Popular modern renditions of the song include the melody composed by Pakistani music composer Master Ashiq Hussain. Originally called "Lal Meri Pat", the song was initially composed for the 1956 Pakistani film Jabroo. It was sung by Inayat Hussain Bhatti, Fazal Hussain, and A.R. Bismil.

Contrary to popular legend, renowned Pakistani composer Ashiq Hussain only composed a dhamaal version of it. As Hussain himself put it, he was asked to compose the popular version at the request of Saghar Siddiqui, who only brought it to Hussain. Saghar Siddiqui's version is an edited version of the original poem.

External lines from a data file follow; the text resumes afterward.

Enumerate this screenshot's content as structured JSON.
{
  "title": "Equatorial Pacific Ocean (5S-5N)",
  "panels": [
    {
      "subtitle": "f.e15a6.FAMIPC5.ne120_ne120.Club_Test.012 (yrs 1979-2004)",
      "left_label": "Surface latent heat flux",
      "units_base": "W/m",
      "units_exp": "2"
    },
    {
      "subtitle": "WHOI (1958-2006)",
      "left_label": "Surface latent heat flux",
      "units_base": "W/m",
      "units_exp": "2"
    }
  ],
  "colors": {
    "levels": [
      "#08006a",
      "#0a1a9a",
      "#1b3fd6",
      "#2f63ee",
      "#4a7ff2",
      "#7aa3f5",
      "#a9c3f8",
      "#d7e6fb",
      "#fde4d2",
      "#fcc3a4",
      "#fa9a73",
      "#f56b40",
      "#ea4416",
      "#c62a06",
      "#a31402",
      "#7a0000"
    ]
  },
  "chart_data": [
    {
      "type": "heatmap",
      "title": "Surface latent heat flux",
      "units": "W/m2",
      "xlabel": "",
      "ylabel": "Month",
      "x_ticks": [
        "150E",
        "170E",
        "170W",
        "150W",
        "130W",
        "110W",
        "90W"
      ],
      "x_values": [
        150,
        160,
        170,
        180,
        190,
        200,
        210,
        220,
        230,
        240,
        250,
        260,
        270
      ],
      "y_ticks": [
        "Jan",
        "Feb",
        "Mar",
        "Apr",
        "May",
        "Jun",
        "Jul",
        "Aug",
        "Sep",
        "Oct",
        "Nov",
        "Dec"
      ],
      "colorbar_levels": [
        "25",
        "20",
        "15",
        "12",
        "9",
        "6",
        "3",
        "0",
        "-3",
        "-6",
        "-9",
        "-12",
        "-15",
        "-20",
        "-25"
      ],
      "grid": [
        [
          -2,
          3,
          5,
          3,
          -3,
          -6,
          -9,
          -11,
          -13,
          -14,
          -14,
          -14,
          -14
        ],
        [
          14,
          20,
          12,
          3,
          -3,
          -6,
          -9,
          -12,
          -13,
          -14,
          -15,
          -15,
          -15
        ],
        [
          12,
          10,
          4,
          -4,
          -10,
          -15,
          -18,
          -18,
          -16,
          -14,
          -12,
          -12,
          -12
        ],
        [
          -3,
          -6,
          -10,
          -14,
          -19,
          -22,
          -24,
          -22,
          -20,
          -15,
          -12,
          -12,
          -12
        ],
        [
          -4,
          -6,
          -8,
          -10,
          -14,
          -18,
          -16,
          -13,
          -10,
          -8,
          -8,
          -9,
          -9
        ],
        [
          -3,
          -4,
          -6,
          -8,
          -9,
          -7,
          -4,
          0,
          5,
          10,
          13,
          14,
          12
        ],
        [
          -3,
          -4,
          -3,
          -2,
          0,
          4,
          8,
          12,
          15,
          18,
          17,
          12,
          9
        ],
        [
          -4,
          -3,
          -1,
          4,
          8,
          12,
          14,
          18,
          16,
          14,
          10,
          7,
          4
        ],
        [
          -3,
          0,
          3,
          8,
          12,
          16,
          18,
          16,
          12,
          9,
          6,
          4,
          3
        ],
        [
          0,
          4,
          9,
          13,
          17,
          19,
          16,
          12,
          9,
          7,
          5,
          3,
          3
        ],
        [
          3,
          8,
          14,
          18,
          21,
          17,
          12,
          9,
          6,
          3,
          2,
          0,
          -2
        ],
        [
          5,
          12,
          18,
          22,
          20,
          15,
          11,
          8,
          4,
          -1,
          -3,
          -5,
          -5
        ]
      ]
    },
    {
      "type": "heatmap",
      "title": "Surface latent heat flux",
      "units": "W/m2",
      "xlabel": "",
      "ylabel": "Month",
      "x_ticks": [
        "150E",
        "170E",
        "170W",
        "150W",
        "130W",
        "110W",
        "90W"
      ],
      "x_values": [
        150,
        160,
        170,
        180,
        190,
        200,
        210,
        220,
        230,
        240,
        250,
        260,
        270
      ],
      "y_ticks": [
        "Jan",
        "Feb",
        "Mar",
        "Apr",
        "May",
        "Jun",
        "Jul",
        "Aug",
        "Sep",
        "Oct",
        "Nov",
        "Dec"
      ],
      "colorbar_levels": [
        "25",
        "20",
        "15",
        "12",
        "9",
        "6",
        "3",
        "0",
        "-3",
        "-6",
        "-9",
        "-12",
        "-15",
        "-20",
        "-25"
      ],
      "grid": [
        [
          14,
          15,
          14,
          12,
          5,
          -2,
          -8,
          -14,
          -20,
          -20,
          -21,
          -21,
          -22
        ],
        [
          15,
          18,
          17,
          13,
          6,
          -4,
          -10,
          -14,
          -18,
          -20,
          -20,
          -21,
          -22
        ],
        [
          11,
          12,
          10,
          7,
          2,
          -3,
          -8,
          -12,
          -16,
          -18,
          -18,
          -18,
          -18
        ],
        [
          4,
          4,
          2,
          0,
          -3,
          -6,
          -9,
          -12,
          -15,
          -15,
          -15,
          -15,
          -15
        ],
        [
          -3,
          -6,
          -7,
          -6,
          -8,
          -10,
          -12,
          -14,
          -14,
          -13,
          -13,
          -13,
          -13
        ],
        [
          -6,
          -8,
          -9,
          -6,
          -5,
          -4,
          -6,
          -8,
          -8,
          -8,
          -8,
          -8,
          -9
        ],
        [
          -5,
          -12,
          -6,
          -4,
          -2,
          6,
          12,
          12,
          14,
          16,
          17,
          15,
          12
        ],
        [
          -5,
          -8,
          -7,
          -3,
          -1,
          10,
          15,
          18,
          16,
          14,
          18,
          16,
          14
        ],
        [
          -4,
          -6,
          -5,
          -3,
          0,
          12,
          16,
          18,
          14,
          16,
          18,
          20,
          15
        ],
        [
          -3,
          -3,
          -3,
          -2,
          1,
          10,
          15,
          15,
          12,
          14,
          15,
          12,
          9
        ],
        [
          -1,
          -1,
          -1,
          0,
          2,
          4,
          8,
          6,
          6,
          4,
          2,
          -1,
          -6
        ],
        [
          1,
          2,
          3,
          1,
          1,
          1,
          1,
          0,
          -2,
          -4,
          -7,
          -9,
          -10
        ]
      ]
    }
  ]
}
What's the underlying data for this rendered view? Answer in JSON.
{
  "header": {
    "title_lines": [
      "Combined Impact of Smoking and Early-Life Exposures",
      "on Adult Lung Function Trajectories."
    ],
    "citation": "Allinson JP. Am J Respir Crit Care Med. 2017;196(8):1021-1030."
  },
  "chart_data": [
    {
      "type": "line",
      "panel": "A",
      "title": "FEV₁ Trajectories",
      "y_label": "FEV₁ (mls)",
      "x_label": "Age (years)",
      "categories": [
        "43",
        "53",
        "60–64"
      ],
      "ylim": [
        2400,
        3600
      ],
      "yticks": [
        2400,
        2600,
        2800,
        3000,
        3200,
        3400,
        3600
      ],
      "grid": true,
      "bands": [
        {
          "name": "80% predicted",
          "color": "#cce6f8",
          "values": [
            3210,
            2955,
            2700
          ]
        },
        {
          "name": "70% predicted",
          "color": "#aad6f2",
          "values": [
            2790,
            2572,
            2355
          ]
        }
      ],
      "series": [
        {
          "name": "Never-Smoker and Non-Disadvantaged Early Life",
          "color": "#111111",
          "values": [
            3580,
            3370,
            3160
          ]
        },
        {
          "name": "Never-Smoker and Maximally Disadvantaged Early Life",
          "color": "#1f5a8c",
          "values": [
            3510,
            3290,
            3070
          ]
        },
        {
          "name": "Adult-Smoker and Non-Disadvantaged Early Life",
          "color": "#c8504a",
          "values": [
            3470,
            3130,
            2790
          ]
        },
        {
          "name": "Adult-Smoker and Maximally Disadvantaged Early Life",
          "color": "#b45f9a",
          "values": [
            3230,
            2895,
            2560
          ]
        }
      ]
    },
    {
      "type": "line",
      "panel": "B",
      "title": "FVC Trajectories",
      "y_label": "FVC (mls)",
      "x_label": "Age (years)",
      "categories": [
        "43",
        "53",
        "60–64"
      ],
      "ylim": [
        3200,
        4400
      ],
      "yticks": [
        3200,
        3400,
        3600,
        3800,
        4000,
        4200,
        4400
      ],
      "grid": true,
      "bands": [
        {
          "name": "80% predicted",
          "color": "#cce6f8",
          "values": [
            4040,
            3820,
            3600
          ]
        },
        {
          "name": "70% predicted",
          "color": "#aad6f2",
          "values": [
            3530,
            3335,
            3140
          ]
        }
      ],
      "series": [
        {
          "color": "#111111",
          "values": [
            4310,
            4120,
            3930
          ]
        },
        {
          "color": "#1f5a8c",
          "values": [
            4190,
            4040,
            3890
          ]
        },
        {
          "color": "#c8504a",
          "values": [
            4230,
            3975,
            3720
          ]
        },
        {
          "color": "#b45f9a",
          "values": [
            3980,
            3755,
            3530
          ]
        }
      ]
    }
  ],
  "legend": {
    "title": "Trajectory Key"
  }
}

Ashiq Hussain was reduced to poverty in later life, living in a slum at the Bazar-e-Hakiman in Lahore. When Hussain died in 2017, most Pakistanis were unaware that he was the original composer of the modern melody.

==Noor Jehan song==

The most popular modern rendition of the song, which includes Ashiq Hussain's melody, was "Dama Dam Mast Qalandar" from the 1969 Pakistani film Dillan Dey Soudey, where it was modified by Nazir Ali and sung by Noor Jehan. It was then sung by other Pakistani singers like Nusrat Fateh Ali Khan, Aziz Mian, Abida Parveen, Shazia Khushk, the Sabri Brothers, Reshma, Komal Rizvi, and Junoon. The song has also been performed by the Bangladeshi singer Runa Laila, and Indian artists like Hans Raj Hans, the Wadali brothers, Harshdeep Kaur, Nooran Sisters, and Mika Singh (with Yo Yo Honey Singh).

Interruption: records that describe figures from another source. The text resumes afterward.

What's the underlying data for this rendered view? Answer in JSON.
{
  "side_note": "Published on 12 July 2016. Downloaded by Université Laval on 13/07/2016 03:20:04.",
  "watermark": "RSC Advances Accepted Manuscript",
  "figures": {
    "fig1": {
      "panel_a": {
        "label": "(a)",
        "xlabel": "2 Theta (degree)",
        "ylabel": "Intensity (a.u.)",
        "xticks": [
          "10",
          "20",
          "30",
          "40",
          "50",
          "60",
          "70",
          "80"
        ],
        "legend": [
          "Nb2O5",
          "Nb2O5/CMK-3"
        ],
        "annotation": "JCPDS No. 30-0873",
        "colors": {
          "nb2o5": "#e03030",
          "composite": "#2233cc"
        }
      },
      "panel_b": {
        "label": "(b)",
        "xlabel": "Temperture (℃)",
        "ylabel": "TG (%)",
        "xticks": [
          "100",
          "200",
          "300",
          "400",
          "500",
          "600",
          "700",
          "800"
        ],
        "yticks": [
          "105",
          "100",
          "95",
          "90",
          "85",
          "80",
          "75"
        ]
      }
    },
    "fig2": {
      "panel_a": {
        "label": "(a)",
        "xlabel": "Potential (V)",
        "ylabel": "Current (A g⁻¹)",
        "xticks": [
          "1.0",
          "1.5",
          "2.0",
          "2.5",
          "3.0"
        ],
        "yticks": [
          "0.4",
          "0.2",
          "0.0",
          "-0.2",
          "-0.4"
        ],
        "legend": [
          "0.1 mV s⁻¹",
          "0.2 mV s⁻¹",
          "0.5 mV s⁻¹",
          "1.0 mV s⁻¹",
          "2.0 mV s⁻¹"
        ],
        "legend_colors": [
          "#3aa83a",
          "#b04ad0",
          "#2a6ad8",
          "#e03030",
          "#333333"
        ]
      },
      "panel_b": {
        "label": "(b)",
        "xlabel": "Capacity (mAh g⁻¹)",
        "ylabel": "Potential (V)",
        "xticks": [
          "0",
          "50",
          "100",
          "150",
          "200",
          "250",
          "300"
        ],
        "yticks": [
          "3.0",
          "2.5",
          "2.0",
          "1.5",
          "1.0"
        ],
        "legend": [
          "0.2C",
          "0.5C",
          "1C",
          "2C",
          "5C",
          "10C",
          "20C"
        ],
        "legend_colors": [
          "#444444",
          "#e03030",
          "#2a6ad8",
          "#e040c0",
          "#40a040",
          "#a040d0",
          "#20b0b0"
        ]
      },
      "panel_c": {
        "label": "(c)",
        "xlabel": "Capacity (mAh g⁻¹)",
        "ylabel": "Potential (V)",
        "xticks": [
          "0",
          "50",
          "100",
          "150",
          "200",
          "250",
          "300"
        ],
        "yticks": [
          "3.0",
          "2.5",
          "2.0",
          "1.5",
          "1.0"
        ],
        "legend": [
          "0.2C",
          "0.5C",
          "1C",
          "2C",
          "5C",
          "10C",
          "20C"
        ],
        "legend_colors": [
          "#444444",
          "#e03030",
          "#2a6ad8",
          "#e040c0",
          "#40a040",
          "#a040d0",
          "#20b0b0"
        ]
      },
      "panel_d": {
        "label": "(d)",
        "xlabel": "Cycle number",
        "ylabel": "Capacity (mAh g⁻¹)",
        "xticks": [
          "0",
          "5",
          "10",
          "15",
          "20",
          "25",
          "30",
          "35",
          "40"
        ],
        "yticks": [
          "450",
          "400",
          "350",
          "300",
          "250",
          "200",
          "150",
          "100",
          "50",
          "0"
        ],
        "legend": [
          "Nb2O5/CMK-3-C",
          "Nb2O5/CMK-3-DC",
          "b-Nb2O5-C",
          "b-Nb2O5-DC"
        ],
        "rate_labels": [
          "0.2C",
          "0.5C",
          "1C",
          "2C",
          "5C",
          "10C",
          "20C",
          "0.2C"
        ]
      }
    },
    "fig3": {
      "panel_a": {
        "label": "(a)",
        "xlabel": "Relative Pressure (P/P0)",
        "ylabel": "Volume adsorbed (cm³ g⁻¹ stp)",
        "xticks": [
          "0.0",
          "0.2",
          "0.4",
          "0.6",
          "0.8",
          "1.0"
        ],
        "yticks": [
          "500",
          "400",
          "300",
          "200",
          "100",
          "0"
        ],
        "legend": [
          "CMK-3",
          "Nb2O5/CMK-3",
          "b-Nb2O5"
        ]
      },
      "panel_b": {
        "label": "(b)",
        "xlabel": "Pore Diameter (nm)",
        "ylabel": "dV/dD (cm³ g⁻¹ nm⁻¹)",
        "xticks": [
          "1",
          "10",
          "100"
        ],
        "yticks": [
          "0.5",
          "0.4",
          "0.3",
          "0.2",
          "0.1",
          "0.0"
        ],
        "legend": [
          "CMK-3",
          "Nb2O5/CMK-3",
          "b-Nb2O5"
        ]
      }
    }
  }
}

==Nusrat Fateh Ali Khan song==

Pakistani musicians Nusrat Fateh Ali Khan and M. Arshad composed a new song inspired by "Dam Mast Qalandar", with a different melody and arrangement. It was sung by Khan and released as "Dam Mast Mast" in his 1991 album Mast Qalander (Vol 14). Khan also performed the song for the 1992 Pakistani film Boxer, in both Punjabi and Urdu. His song is variously called "Dam Mast Qalandar Mast Mast", "Dam Mast Qalandar" or "Mast Mast". In 2016, British-Azeri singer Sami Yusuf performed a rendition of Khan's song in his album Barakah.

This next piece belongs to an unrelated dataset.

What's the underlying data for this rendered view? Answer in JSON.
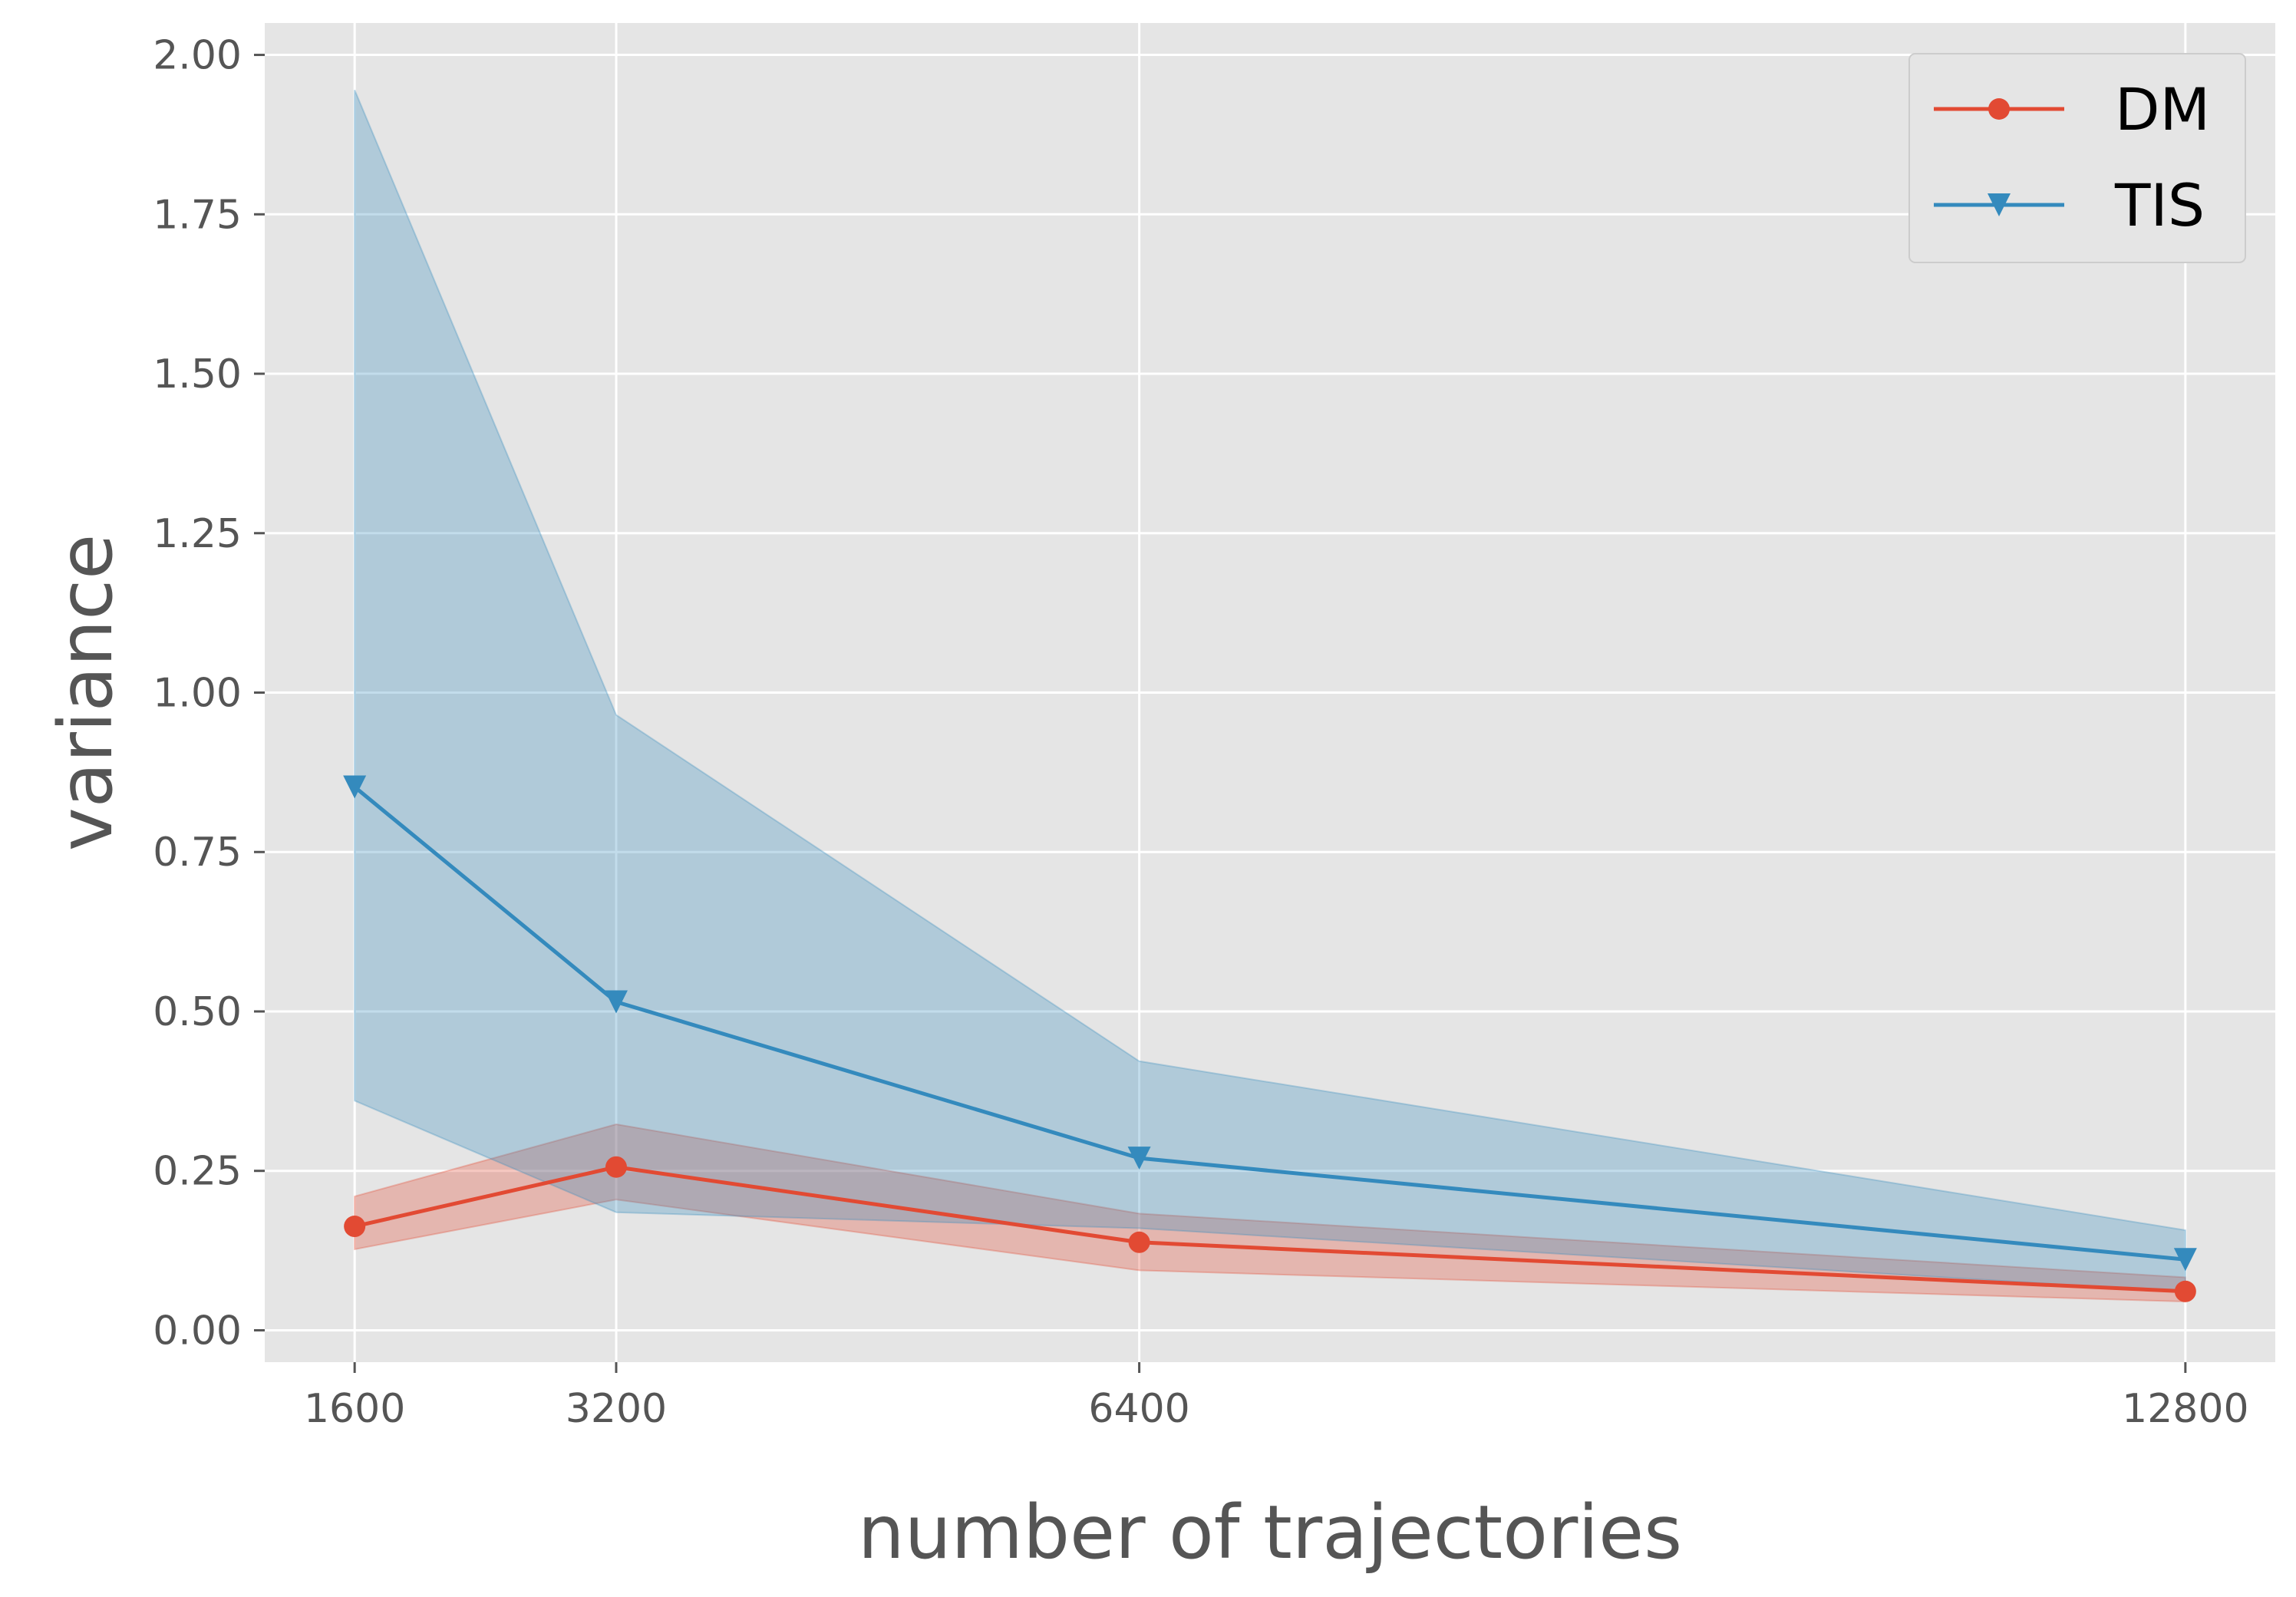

The Bollywood music director Viju Shah used Khan's version to produce the hit song "Tu Cheez Badi Hai Mast Mast" sung by Kavita Krishnamurthy and Udit Narayan for the Bollywood film Mohra (1994), the soundtrack album of which sold more than 8 million units. In turn, "Tu Cheez Badi Hai Mast Mast" was remade as "Cheez Badi" by Neha Kakkar and Narayan for the 2017 film Machine.